For a 50 ohm driver for your outputs: come off the 74HC390 divide 5/2 output and buffer the signal with a 74ACTQ240. Then add a 39 ohm series resistor followed by (2) 1N4148 diodes (one to ground the other to +5V), to limit the output, and you have a 50 ohm driver for your outputs.

Tom
Tom Duckworth
[email protected]
----- Original Message ----- From: "Bruce Griffiths" <[email protected]> To: "Discussion of precise time and frequency measurement" <[email protected]>
Sent: Tuesday, July 28, 2009 2:43 PM
Subject: Re: [time-nuts] An easy to generate 5, 1 MHz from 10 MHz


Rex wrote:

John Green wrote:

A cheap and easy way is to use a 74HC14, 74HC390. Capacitively couple
the 10
MHz into one of the 6 inputs of the HC14 to square it up, out of that
into
one of the divide by 2 inputs of the HC390, that goes to another
input of
the HC14 to act as a buffer which provides the 5 MHz output. Next,
into the
divide by 5 input of the HC390 to give 1 MHz out. This also goes
through one
section of the HC14. There is another section of the HC390 if you
wish to
divide down farther. I made one of these to feed an old Marconi service
monitor that requires 1 MHz instead of 10 MHz as an external reference
input. I also have 5 MHz and 100KHz available if I need them. True,
the HC14
isn't a proper buffer meant to drive low impedance loads, but it
seems to
work OK for me. I laid it out in Eagle and routed out a board with the
T-Tech here at work but there is no reason you couldn't do it with
wire on
perf board.
_______________________________________________



If you need a stronger output driver, you could look at what was done
in the TAPR TADD-2:
http://www.tapr.org/kits_tadd-2.html

Schematics are available in the documentation.

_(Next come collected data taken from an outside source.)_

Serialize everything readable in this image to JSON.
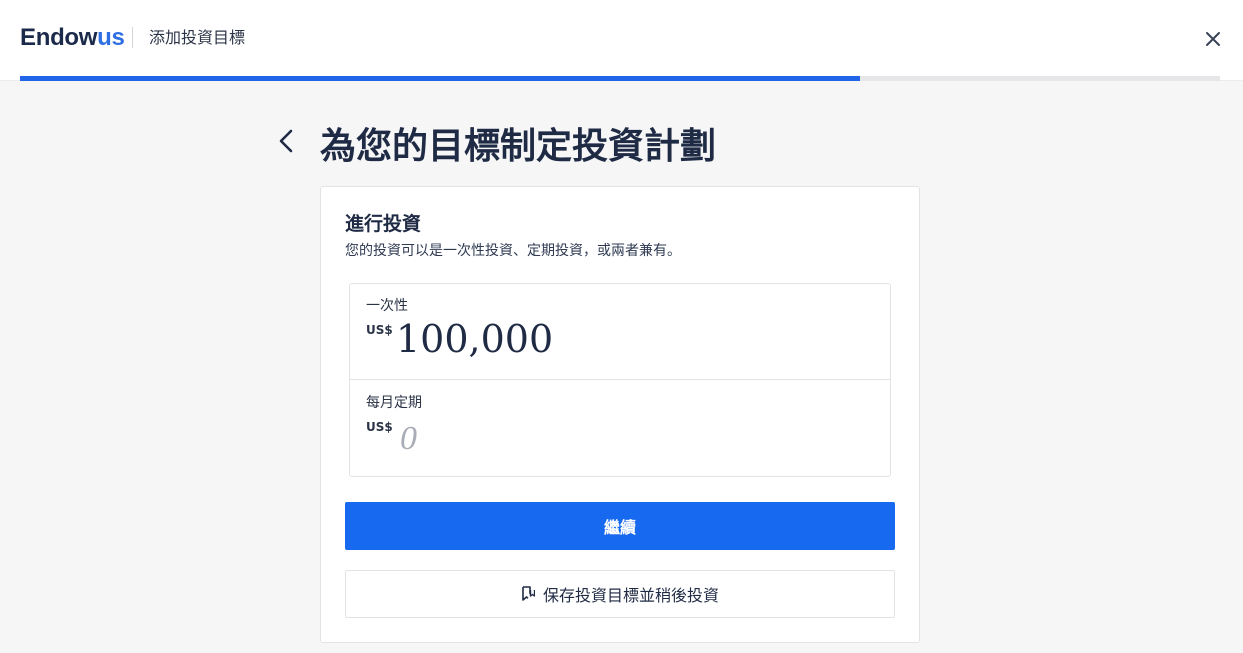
{
  "header": {
    "logo_text_dark": "Endow",
    "logo_text_accent": "us",
    "title": "添加投資目標",
    "close_icon": "close-icon"
  },
  "progress": {
    "fraction": 0.7,
    "fill_color": "#2166e8"
  },
  "page": {
    "back_icon": "chevron-left-icon",
    "title": "為您的目標制定投資計劃"
  },
  "card": {
    "title": "進行投資",
    "subtitle": "您的投資可以是一次性投資、定期投資，或兩者兼有。",
    "lump_sum": {
      "label": "一次性",
      "currency": "US$",
      "value": "100,000"
    },
    "monthly": {
      "label": "每月定期",
      "currency": "US$",
      "placeholder": "0"
    },
    "continue_label": "繼續",
    "save_later_label": "保存投資目標並稍後投資",
    "save_icon": "bookmark-icon"
  },
  "colors": {
    "brand_dark": "#1b2a4a",
    "brand_accent": "#2f6fe4",
    "primary_button": "#1769ef",
    "background": "#f6f6f7"
  }
}
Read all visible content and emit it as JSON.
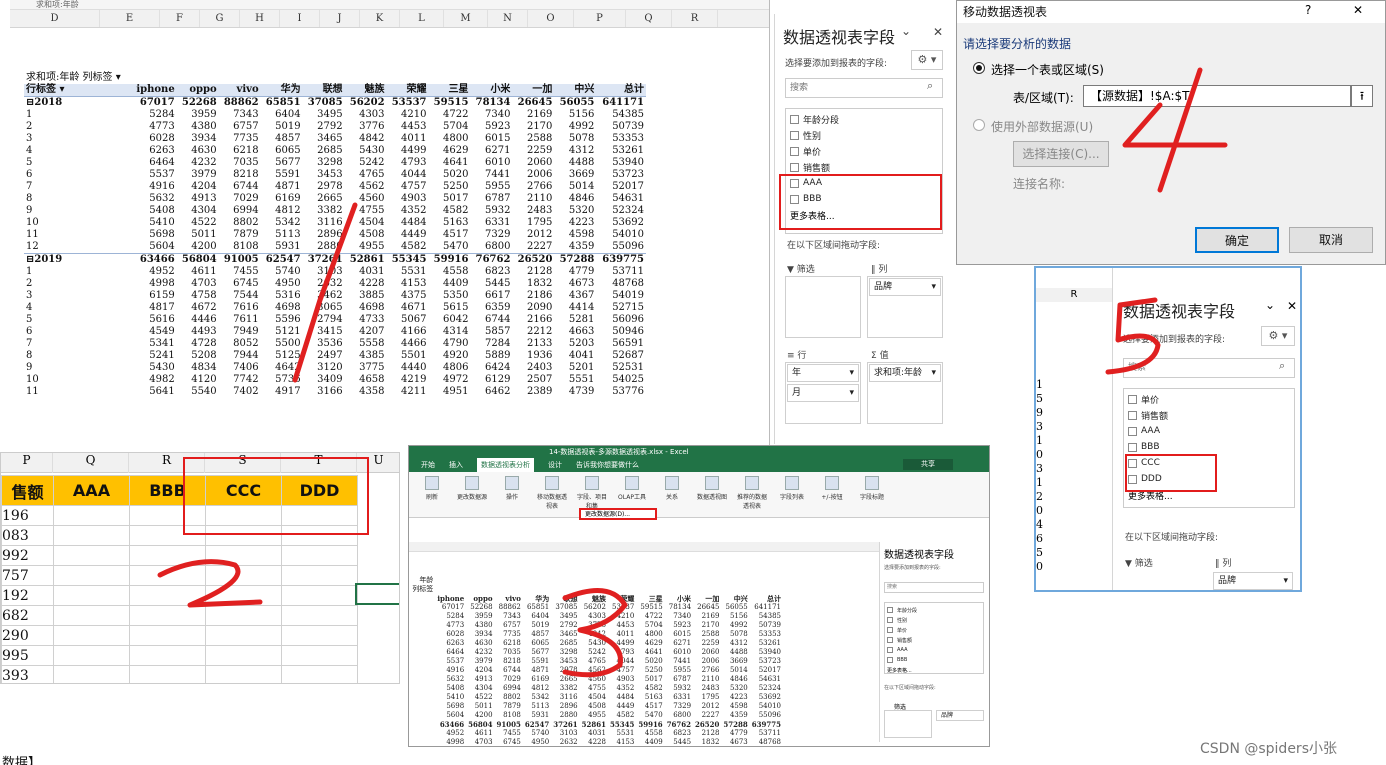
{
  "sheet1": {
    "title_fragment": "求和项:年龄",
    "col_letters": [
      "D",
      "E",
      "F",
      "G",
      "H",
      "I",
      "J",
      "K",
      "L",
      "M",
      "N",
      "O",
      "P",
      "Q",
      "R"
    ],
    "pivot_corner": "求和项:年龄",
    "pivot_col_label": "列标签",
    "row_label": "行标签",
    "brands": [
      "iphone",
      "oppo",
      "vivo",
      "华为",
      "联想",
      "魅族",
      "荣耀",
      "三星",
      "小米",
      "一加",
      "中兴",
      "总计"
    ],
    "year2018": "2018",
    "year2018_vals": [
      "67017",
      "52268",
      "88862",
      "65851",
      "37085",
      "56202",
      "53537",
      "59515",
      "78134",
      "26645",
      "56055",
      "641171"
    ],
    "rows2018": [
      {
        "m": "1",
        "v": [
          "5284",
          "3959",
          "7343",
          "6404",
          "3495",
          "4303",
          "4210",
          "4722",
          "7340",
          "2169",
          "5156",
          "54385"
        ]
      },
      {
        "m": "2",
        "v": [
          "4773",
          "4380",
          "6757",
          "5019",
          "2792",
          "3776",
          "4453",
          "5704",
          "5923",
          "2170",
          "4992",
          "50739"
        ]
      },
      {
        "m": "3",
        "v": [
          "6028",
          "3934",
          "7735",
          "4857",
          "3465",
          "4842",
          "4011",
          "4800",
          "6015",
          "2588",
          "5078",
          "53353"
        ]
      },
      {
        "m": "4",
        "v": [
          "6263",
          "4630",
          "6218",
          "6065",
          "2685",
          "5430",
          "4499",
          "4629",
          "6271",
          "2259",
          "4312",
          "53261"
        ]
      },
      {
        "m": "5",
        "v": [
          "6464",
          "4232",
          "7035",
          "5677",
          "3298",
          "5242",
          "4793",
          "4641",
          "6010",
          "2060",
          "4488",
          "53940"
        ]
      },
      {
        "m": "6",
        "v": [
          "5537",
          "3979",
          "8218",
          "5591",
          "3453",
          "4765",
          "4044",
          "5020",
          "7441",
          "2006",
          "3669",
          "53723"
        ]
      },
      {
        "m": "7",
        "v": [
          "4916",
          "4204",
          "6744",
          "4871",
          "2978",
          "4562",
          "4757",
          "5250",
          "5955",
          "2766",
          "5014",
          "52017"
        ]
      },
      {
        "m": "8",
        "v": [
          "5632",
          "4913",
          "7029",
          "6169",
          "2665",
          "4560",
          "4903",
          "5017",
          "6787",
          "2110",
          "4846",
          "54631"
        ]
      },
      {
        "m": "9",
        "v": [
          "5408",
          "4304",
          "6994",
          "4812",
          "3382",
          "4755",
          "4352",
          "4582",
          "5932",
          "2483",
          "5320",
          "52324"
        ]
      },
      {
        "m": "10",
        "v": [
          "5410",
          "4522",
          "8802",
          "5342",
          "3116",
          "4504",
          "4484",
          "5163",
          "6331",
          "1795",
          "4223",
          "53692"
        ]
      },
      {
        "m": "11",
        "v": [
          "5698",
          "5011",
          "7879",
          "5113",
          "2896",
          "4508",
          "4449",
          "4517",
          "7329",
          "2012",
          "4598",
          "54010"
        ]
      },
      {
        "m": "12",
        "v": [
          "5604",
          "4200",
          "8108",
          "5931",
          "2880",
          "4955",
          "4582",
          "5470",
          "6800",
          "2227",
          "4359",
          "55096"
        ]
      }
    ],
    "year2019": "2019",
    "year2019_vals": [
      "63466",
      "56804",
      "91005",
      "62547",
      "37261",
      "52861",
      "55345",
      "59916",
      "76762",
      "26520",
      "57288",
      "639775"
    ],
    "rows2019": [
      {
        "m": "1",
        "v": [
          "4952",
          "4611",
          "7455",
          "5740",
          "3103",
          "4031",
          "5531",
          "4558",
          "6823",
          "2128",
          "4779",
          "53711"
        ]
      },
      {
        "m": "2",
        "v": [
          "4998",
          "4703",
          "6745",
          "4950",
          "2632",
          "4228",
          "4153",
          "4409",
          "5445",
          "1832",
          "4673",
          "48768"
        ]
      },
      {
        "m": "3",
        "v": [
          "6159",
          "4758",
          "7544",
          "5316",
          "3462",
          "3885",
          "4375",
          "5350",
          "6617",
          "2186",
          "4367",
          "54019"
        ]
      },
      {
        "m": "4",
        "v": [
          "4817",
          "4672",
          "7616",
          "4698",
          "3065",
          "4698",
          "4671",
          "5615",
          "6359",
          "2090",
          "4414",
          "52715"
        ]
      },
      {
        "m": "5",
        "v": [
          "5616",
          "4446",
          "7611",
          "5596",
          "2794",
          "4733",
          "5067",
          "6042",
          "6744",
          "2166",
          "5281",
          "56096"
        ]
      },
      {
        "m": "6",
        "v": [
          "4549",
          "4493",
          "7949",
          "5121",
          "3415",
          "4207",
          "4166",
          "4314",
          "5857",
          "2212",
          "4663",
          "50946"
        ]
      },
      {
        "m": "7",
        "v": [
          "5341",
          "4728",
          "8052",
          "5500",
          "3536",
          "5558",
          "4466",
          "4790",
          "7284",
          "2133",
          "5203",
          "56591"
        ]
      },
      {
        "m": "8",
        "v": [
          "5241",
          "5208",
          "7944",
          "5125",
          "2497",
          "4385",
          "5501",
          "4920",
          "5889",
          "1936",
          "4041",
          "52687"
        ]
      },
      {
        "m": "9",
        "v": [
          "5430",
          "4834",
          "7406",
          "4642",
          "3120",
          "3775",
          "4440",
          "4806",
          "6424",
          "2403",
          "5201",
          "52531"
        ]
      },
      {
        "m": "10",
        "v": [
          "4982",
          "4120",
          "7742",
          "5736",
          "3409",
          "4658",
          "4219",
          "4972",
          "6129",
          "2507",
          "5551",
          "54025"
        ]
      },
      {
        "m": "11",
        "v": [
          "5641",
          "5540",
          "7402",
          "4917",
          "3166",
          "4358",
          "4211",
          "4951",
          "6462",
          "2389",
          "4739",
          "53776"
        ]
      }
    ]
  },
  "field_panel1": {
    "title": "数据透视表字段",
    "choose_label": "选择要添加到报表的字段:",
    "search_placeholder": "搜索",
    "fields": [
      "年龄分段",
      "性别",
      "单价",
      "销售额",
      "AAA",
      "BBB"
    ],
    "more_tables": "更多表格...",
    "drag_label": "在以下区域间拖动字段:",
    "filter_label": "筛选",
    "column_label": "列",
    "column_value": "品牌",
    "row_label": "行",
    "value_label": "值",
    "row_values": [
      "年",
      "月"
    ],
    "value_value": "求和项:年龄"
  },
  "move_dialog": {
    "title": "移动数据透视表",
    "help": "?",
    "close": "✕",
    "prompt": "请选择要分析的数据",
    "opt1": "选择一个表或区域(S)",
    "table_label": "表/区域(T):",
    "table_value": "【源数据】!$A:$T",
    "opt2": "使用外部数据源(U)",
    "choose_conn": "选择连接(C)...",
    "conn_name": "连接名称:",
    "ok": "确定",
    "cancel": "取消"
  },
  "field_panel2": {
    "title": "数据透视表字段",
    "choose_label": "选择要添加到报表的字段:",
    "search_placeholder": "搜索",
    "col_r": "R",
    "fields": [
      "单价",
      "销售额",
      "AAA",
      "BBB",
      "CCC",
      "DDD"
    ],
    "more_tables": "更多表格...",
    "drag_label": "在以下区域间拖动字段:",
    "filter_label": "筛选",
    "column_label": "列",
    "column_value": "品牌",
    "row_nums": [
      "1",
      "5",
      "9",
      "3",
      "1",
      "0",
      "3",
      "1",
      "2",
      "0",
      "4",
      "6",
      "5",
      "0"
    ]
  },
  "sheet2": {
    "col_letters": [
      "P",
      "Q",
      "R",
      "S",
      "T",
      "U"
    ],
    "headers": [
      "售额",
      "AAA",
      "BBB",
      "CCC",
      "DDD"
    ],
    "values": [
      "196",
      "083",
      "992",
      "757",
      "192",
      "682",
      "290",
      "995",
      "393"
    ]
  },
  "excel3": {
    "title": "14-数据透视表-多源数据透视表.xlsx - Excel",
    "tabs": [
      "开始",
      "插入",
      "数据透视表分析",
      "设计",
      "告诉我你想要做什么"
    ],
    "ribbon": [
      "刷新",
      "更改数据源",
      "操作",
      "移动数据透视表",
      "字段、项目和集",
      "OLAP工具",
      "关系",
      "数据透视图",
      "推荐的数据透视表",
      "字段列表",
      "+/-按钮",
      "字段标题"
    ],
    "menu_item": "更改数据源(D)...",
    "share": "共享",
    "pivot_corner": "年龄",
    "col_label": "列标签",
    "brands": [
      "iphone",
      "oppo",
      "vivo",
      "华为",
      "联想",
      "魅族",
      "荣耀",
      "三星",
      "小米",
      "一加",
      "中兴",
      "总计"
    ],
    "panel_title": "数据透视表字段",
    "panel_choose": "选择要添加到报表的字段:",
    "panel_search": "搜索",
    "panel_fields": [
      "年龄分段",
      "性别",
      "单价",
      "销售额",
      "AAA",
      "BBB"
    ],
    "panel_more": "更多表格...",
    "panel_drag": "在以下区域间拖动字段:",
    "panel_filter": "筛选",
    "panel_col": "品牌"
  },
  "annotations": [
    "1",
    "2",
    "3",
    "4",
    "5"
  ],
  "status_tab": "数据】",
  "watermark": "CSDN @spiders小张"
}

My first htought was that the TADD-2 might work with a modified
version of the PIC code to give lower division outputs (5 or 1 MHz).
It might work for generating the 1 MHz, but I think you would still
need hardware for the 10 MHZ to 5 MHz division. For your task, it may
be easier to do it all in hardware as mentioned above.

Don't copy this circuit slavishly.

Using a single AC04 to buffer 2 different output frequencies is a bad
idea as ground bounce within the AC04 package creates significant
crosstalk between the 2 outputs.
As long as each AC04 is dedicated to a single output frequency (and
preferably load) the crosstalk between outputs will be small.